Campbell’s winning film, It for Others, was first seen at the Scottish Pavilion of the Venice Biennale in the summer of 2013. Born in Dublin in 1972, Campbell now lives and works in Glasgow. He is known for his films regarding controversial figures such as the Irish political activist Bernadette Devlin or the car manufacturer John DeLorean. Campbell’s winning work was inspired by the 1953 film Statues Also Die, which looked at how the meaning of African art and cultural artefacts was changed by displaying them in Western museums.
The judges said the winning work was “an ambitious and complex film which rewards repeated viewing”. They also stated: “We admired his exceptional dedication to making a work which speaks about the construction of value and meaning in ways that are topical and compelling.”

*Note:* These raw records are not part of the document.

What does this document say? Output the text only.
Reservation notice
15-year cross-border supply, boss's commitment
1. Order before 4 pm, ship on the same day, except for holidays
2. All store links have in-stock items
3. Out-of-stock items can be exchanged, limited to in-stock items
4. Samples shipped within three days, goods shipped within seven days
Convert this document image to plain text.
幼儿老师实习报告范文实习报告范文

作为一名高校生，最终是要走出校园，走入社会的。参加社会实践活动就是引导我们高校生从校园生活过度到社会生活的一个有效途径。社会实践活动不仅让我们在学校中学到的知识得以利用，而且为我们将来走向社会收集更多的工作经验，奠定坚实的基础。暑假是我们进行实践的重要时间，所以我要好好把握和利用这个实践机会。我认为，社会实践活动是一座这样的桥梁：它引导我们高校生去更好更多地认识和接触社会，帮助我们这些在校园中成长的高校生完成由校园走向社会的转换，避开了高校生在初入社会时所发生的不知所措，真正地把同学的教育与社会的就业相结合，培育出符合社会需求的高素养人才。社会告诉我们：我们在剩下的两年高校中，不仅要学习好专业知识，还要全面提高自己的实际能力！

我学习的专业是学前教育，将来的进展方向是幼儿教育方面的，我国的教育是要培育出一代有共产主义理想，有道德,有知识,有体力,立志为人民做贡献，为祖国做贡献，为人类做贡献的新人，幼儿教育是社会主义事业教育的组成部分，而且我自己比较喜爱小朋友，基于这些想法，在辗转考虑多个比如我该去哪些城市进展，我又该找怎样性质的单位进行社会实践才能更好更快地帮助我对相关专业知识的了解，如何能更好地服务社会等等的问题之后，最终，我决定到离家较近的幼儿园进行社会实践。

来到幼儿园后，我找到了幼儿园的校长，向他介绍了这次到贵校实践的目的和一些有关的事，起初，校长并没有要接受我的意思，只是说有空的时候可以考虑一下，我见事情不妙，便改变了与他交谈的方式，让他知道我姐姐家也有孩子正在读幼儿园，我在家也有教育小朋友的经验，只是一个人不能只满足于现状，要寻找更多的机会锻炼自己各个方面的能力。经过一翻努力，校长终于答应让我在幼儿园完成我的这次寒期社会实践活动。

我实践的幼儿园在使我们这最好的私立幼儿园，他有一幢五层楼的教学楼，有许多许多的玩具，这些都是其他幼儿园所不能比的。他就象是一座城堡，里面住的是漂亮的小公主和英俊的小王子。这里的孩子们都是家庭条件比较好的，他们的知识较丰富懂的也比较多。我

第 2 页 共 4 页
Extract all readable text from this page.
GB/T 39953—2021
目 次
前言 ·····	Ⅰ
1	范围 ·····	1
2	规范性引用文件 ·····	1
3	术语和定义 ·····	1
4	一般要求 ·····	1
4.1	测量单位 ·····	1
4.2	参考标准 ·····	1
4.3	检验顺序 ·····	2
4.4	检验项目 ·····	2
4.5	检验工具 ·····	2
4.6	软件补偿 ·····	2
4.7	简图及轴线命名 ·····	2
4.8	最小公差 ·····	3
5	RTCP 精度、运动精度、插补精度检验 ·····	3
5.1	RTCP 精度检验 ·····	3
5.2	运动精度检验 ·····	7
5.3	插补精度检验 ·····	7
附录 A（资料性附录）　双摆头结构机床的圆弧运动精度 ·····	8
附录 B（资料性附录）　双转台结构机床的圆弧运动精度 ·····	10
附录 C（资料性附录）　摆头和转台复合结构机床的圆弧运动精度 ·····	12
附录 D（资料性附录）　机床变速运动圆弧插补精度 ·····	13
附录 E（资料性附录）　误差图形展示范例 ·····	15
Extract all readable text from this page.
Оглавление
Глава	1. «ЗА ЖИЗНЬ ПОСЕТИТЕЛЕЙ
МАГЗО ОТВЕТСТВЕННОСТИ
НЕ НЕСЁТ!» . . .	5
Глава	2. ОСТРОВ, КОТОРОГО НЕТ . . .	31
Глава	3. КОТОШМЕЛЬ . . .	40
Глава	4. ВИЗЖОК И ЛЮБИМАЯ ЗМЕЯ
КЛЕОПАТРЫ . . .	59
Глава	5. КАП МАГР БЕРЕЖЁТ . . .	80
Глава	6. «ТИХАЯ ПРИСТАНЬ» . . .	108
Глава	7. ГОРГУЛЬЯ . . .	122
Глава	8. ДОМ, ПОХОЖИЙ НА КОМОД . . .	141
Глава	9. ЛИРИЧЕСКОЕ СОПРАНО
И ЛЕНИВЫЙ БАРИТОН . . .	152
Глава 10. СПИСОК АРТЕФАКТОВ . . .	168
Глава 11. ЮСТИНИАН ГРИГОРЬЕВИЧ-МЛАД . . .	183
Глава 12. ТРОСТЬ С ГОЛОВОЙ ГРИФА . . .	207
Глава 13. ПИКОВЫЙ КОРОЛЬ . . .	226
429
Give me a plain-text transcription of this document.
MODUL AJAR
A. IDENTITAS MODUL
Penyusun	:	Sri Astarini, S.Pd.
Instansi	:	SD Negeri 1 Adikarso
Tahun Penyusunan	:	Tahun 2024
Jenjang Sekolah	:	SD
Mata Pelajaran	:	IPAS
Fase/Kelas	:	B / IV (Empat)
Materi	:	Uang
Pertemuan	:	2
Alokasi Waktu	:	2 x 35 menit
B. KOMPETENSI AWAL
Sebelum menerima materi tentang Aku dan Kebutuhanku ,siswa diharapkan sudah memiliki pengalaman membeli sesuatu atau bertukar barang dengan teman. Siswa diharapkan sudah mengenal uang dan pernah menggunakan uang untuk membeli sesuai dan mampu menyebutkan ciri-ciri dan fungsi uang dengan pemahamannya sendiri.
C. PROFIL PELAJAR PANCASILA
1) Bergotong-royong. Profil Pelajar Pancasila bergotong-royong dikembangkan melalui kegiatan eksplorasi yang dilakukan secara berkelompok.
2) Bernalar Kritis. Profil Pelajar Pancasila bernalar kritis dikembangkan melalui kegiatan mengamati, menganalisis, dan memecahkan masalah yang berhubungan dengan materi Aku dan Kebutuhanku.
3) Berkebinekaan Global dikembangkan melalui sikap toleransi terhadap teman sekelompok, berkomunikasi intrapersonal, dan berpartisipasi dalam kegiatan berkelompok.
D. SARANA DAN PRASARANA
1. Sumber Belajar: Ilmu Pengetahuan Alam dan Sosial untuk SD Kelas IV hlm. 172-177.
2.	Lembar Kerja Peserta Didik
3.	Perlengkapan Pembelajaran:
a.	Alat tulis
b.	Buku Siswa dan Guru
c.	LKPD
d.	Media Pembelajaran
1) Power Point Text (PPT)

The Turner Prize was established in 1984 and is awarded annually to a British artist, aged under 50, for an outstanding exhibition or other presentation of work in the preceding year. The prize is intended to promote public discussion of new developments in contemporary British art and is widely recognised as one of the most important and prestigious awards for the visual arts in Europe. The other artists shortlisted for the 2014 prize – Ciara Phillips, James Richards and Tris Vonna-Michell – were each awarded prizes of £5,000.
The jury applauded the four nominated artists’ commitment and the strength of their artistic practices.
Previous Turner Prize winners include Gilbert & George, Rachel Whiteread and Grayson Perry.
The exhibition is at the Tate Britain until 4th January 2015.